Mea Maxima Culpa is an HBO documentary that exposes the dark secrets of the Catholic clergy through interviews with adults who, as children, were sexually abused by priests. The starting point for director Alex Gibney are four hearing-impaired men who were the first in America to break the conspiracy of silence and publicly reveal the name of the priest who had molested them. The film crew makes its way through Wisconsin, visits Ireland’s monasteries, and interviews the highest Vatican authorities, to conduct its own investigation into the molestation, by priests, of over 200 hearing-impaired children who had been under the guardianship of the Catholic Church.

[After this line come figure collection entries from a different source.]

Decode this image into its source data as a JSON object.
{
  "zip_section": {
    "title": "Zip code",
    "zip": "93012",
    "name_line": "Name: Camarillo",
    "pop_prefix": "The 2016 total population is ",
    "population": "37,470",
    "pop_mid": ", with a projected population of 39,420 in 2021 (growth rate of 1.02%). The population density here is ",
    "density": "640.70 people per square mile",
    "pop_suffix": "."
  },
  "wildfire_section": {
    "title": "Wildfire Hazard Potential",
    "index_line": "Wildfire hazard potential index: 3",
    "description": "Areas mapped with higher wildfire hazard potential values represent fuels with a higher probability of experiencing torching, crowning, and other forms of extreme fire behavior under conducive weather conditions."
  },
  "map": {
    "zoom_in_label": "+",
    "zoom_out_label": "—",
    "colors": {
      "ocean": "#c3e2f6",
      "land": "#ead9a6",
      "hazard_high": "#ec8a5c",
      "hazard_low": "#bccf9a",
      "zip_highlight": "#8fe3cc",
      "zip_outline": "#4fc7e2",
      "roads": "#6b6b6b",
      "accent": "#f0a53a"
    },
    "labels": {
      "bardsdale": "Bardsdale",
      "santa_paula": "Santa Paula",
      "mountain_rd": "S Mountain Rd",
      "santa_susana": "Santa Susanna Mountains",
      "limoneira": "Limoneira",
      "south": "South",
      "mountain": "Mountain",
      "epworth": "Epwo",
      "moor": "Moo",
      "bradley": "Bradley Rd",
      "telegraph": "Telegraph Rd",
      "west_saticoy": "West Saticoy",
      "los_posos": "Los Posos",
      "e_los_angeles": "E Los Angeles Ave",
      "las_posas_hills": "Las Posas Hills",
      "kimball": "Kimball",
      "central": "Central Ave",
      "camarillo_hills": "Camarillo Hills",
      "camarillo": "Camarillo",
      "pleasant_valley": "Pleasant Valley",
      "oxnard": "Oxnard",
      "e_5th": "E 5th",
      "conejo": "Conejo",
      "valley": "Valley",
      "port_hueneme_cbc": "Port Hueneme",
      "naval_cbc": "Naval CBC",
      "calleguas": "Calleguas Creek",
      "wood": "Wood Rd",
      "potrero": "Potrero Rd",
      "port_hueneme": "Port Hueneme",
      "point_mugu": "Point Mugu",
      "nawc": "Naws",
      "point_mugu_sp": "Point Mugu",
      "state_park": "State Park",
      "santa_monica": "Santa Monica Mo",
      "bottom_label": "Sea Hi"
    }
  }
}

Alex Gibney is an American documentary filmmaker and producer born in New York in 1953. He went to Yale University, as well as UCLA, which is where he studied film. He worked in television for a time as a screenwriter and executive producer. While he was nominated for an Oscar in 2006, it was two years later that he actually won the award, for his documentary Taxi to the Dark Side. His films, which have been screened at the biggest festivals in the world, do not shy away from the controversial subjects of the day. Esquire magazine has called him one of the most important contemporary documentary filmmakers.
2005 Enron: The Smartest Guys in the Room (dok. / doc.)
2007 Taxi to the Dark Side (dok. / doc.)
2010 Client 9: The Rise and Fall of Eliot Spitzer (dok. / doc.)
2012 Mea maxima culpa: Milczenie Kościoła / Mea Maxima Culpa: Silence in the House of God (dok. / doc.)